Here's what I saw, and what Jackie saw, all around The Avenue that morning: A woman tending to a man lying in the street, plugging an abscess in his hand with toilet paper. Crowds of people running for the free samples dealers hand out, passing overdose victims who had just tried those wares. Friends clustering around them, ready with Narcan doses. An outreach worker comforting a crying woman in a doorway – saying she was ready to leave. She wanted her life back. She wanted her babies. The outreach worker promising she would do all she could to find her a detox bed, a promise she likely couldn't keep in a system long past its breaking point.

I tell about these scenes often enough that they begin to bleed together. But that is exactly what happens in Kensington in the crush of this opioid crisis: the commonplace suffering that plays out every day, in thousands of indignities.

Indignities. The first thing you learn about the human beings living on The Avenue is that no one wants to be here.

I will tell the crowd in Camden this, even though it's from Kensington, because a little bit of Kensington is everywhere now. This is the epicenter, this disorientating, isolating place that collapses under the freight of a crisis defined by individual miseries. In the last five months, reporting from Kensington, I've met hundreds of people in this catastrophe's grip. The Jackies from South Jersey and Rays from down the block and Joes from Delco and Ryans from the Northeast.

What's laid bare in Kensington lives in all the communities touched by this disease, in diner bathrooms and suburban bedrooms of South Jersey. In Kensington, the only sound that drowns out the sound of a human voice more than the rush of the El is the scream of the ambulance siren. One comes as regularly as the other. It's hard to keep up with the streams of faces: people at the beginning, like Jackie, and people near their end. Those sirens echo across the bridge, too.

More than ever.

Camden authorities responded to 14 nonfatal overdoses in just four hours this week. The lists of the dead grow. Overdose fatalities in Philadelphia and its surrounding counties are up an average of 50 percent for the first six months of 2017, from 874 to 1,1314. In Camden County, deaths have more than doubled. In Burlington County, they jumped by 74 percent.
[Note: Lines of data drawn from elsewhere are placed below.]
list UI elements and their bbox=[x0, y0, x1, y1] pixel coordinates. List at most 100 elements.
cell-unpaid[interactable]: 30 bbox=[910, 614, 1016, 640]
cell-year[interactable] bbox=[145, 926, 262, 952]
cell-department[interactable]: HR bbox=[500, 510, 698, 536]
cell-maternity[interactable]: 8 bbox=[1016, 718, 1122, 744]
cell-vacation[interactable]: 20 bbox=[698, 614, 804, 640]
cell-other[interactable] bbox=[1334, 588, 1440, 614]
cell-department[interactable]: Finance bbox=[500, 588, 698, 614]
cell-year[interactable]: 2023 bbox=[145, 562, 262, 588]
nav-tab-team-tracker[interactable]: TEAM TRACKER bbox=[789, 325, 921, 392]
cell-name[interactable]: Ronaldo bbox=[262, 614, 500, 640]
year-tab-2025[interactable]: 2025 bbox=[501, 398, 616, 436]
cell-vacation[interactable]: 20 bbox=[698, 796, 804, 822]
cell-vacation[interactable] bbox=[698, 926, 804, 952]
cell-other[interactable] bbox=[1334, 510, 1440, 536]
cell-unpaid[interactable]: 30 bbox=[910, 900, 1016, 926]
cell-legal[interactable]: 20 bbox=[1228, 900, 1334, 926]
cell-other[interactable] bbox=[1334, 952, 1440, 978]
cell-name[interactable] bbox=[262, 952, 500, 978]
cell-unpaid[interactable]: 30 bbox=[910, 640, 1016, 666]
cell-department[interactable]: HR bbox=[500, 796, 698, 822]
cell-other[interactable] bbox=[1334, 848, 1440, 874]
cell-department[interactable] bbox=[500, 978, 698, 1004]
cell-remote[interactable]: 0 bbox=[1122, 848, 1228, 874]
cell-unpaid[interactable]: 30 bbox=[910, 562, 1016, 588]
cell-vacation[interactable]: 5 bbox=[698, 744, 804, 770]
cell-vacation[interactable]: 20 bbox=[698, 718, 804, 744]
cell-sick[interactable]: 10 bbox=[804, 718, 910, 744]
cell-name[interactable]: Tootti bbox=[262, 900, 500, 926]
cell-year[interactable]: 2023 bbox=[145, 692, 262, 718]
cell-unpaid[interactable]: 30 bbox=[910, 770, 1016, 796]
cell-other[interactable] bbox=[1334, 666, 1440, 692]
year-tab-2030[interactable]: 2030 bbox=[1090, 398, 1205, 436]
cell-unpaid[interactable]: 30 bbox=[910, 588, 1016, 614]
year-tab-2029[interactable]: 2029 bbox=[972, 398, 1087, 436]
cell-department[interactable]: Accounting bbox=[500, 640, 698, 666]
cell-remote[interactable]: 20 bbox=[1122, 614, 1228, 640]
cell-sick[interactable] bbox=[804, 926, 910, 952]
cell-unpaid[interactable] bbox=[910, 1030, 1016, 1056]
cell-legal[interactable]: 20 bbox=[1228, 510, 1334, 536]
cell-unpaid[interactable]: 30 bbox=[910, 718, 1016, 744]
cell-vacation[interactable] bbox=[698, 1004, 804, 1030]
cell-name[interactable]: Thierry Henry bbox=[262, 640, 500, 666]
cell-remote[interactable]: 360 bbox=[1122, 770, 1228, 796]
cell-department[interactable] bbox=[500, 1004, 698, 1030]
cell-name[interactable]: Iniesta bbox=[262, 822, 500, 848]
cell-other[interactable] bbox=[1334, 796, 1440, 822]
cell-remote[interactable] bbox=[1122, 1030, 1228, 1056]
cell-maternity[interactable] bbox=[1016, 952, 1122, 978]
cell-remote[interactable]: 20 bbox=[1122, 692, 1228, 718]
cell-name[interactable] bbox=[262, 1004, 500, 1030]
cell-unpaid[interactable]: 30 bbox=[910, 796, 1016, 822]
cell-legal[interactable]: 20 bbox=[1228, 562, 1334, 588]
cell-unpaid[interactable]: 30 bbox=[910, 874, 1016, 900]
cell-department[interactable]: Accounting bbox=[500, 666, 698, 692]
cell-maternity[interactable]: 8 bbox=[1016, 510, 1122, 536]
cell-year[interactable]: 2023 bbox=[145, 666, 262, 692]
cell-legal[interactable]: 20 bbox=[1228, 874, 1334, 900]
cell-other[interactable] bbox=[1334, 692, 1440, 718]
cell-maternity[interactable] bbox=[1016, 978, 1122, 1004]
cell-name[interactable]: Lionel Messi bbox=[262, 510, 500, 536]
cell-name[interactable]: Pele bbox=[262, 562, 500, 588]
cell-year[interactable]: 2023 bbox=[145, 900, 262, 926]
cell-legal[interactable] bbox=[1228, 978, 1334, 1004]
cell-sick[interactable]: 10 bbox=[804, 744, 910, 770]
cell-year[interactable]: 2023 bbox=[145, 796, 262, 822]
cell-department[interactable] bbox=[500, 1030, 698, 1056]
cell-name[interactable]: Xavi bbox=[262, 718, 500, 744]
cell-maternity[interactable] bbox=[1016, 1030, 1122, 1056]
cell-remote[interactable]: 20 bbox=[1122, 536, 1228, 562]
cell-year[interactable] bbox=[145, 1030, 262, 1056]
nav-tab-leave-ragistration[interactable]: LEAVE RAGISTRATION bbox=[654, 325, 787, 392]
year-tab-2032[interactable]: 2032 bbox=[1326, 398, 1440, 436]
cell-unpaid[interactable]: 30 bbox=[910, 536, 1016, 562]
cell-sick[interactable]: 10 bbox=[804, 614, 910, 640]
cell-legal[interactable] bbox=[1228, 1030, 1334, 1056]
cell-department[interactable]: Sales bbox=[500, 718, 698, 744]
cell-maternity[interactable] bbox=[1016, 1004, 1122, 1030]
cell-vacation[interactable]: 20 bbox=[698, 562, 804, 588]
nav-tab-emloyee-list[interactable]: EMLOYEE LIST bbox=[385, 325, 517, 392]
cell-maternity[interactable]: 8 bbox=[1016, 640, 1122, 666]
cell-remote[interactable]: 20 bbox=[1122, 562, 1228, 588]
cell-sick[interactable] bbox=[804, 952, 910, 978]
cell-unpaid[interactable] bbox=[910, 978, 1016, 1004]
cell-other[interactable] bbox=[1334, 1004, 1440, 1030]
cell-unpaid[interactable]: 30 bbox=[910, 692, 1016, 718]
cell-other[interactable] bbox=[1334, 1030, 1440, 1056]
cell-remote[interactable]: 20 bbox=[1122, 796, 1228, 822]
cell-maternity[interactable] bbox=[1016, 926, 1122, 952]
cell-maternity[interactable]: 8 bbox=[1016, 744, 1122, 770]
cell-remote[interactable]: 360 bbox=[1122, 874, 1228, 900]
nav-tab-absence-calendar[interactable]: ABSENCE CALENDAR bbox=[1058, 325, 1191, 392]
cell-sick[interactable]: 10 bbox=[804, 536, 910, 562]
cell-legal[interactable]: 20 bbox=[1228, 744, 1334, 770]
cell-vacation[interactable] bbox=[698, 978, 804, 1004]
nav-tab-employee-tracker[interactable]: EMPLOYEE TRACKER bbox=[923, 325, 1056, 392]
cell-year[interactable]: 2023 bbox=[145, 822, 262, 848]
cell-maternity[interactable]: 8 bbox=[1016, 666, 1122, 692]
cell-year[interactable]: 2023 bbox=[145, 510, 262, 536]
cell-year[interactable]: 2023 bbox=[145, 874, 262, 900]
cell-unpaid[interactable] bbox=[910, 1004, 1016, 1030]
But percentages don't capture the dead.

So on Saturday night in Camden, thousands of people are to gather at the stadium by the river to read a growing list of names – to remember those gone and to celebrate those in recovery. Family members and loved ones who know their own isolation will come together to fight against it.  The fight takes many forms: through treatment, through policy, through political action. This weekend in Camden, families will fight by simply telling their stories.

That's what I've tried to do, too – to show how, in the depths of addiction, their kindness and wit and pain and fear and hope, most of all, hope – shine through still.

To show people like Jackie, in this wet alleyway, who, like everyone touched by this crisis, doesn't want to be here. Who are hoping, somehow, to find their way back home.